A special report released last year by the Child and Youth Mortality Review Committee was also critical, saying New Zealand did not have a well-organised approach to the issue.
But Mr Bell said nothing had been done, and the Government was not willing to take responsibility over the problem.
"It's a real shame that action wasn't taken from that coroner's report. We've had other agencies calling for action in this area over the last few years, and politicians haven't done anything about it.
"No government department will take sole responsibility. We think this issue sits with the Minister of Social Development and we think more resources need to go into this to co-ordinate those community-level efforts."
The office for Social Development Minister Paula Bennett referred Radio New Zealand to Associate Health Minister Peter Dunne, saying the issue is a health problem.

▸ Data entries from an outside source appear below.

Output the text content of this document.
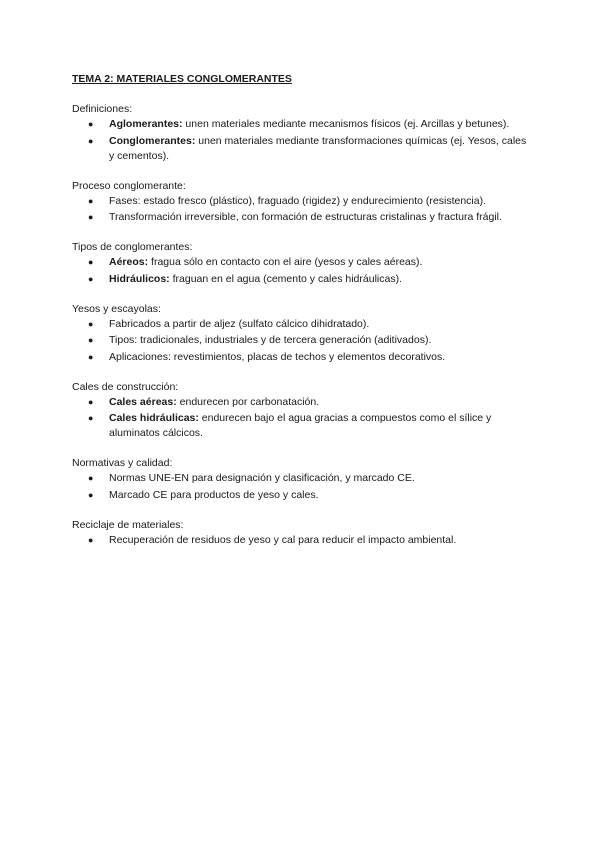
TEMA 2: MATERIALES CONGLOMERANTES
Definiciones:
● Aglomerantes: unen materiales mediante mecanismos físicos (ej. Arcillas y betunes).
● Conglomerantes: unen materiales mediante transformaciones químicas (ej. Yesos, cales y cementos).
Proceso conglomerante:
● Fases: estado fresco (plástico), fraguado (rigidez) y endurecimiento (resistencia).
● Transformación irreversible, con formación de estructuras cristalinas y fractura frágil.
Tipos de conglomerantes:
● Aéreos: fragua sólo en contacto con el aire (yesos y cales aéreas).
● Hidráulicos: fraguan en el agua (cemento y cales hidráulicas).
Yesos y escayolas:
● Fabricados a partir de aljez (sulfato cálcico dihidratado).
● Tipos: tradicionales, industriales y de tercera generación (aditivados).
● Aplicaciones: revestimientos, placas de techos y elementos decorativos.
Cales de construcción:
● Cales aéreas: endurecen por carbonatación.
● Cales hidráulicas: endurecen bajo el agua gracias a compuestos como el sílice y aluminatos cálcicos.
Normativas y calidad:
● Normas UNE-EN para designación y clasificación, y marcado CE.
● Marcado CE para productos de yeso y cales.
Reciclaje de materiales:
● Recuperación de residuos de yeso y cal para reducir el impacto ambiental.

Mr Dunne agreed no single agency had taken responsibility.
"I think the incident is another wakeup call that is simply saying 'well these things happen from time to time and there's not much we can do about them' is unacceptable," he said.
"I don't think that's really been the attitude but that could be the image that's given off and I think it's time now to sit down and really come up with a much better, co-ordinated approach than we've been able to to date."
Mr Dunne said he would try to raise the issue with the ministries of social development, justice and health after the election to come up with a strategy, and that the police and the Drug Foundation should be included in those discussions.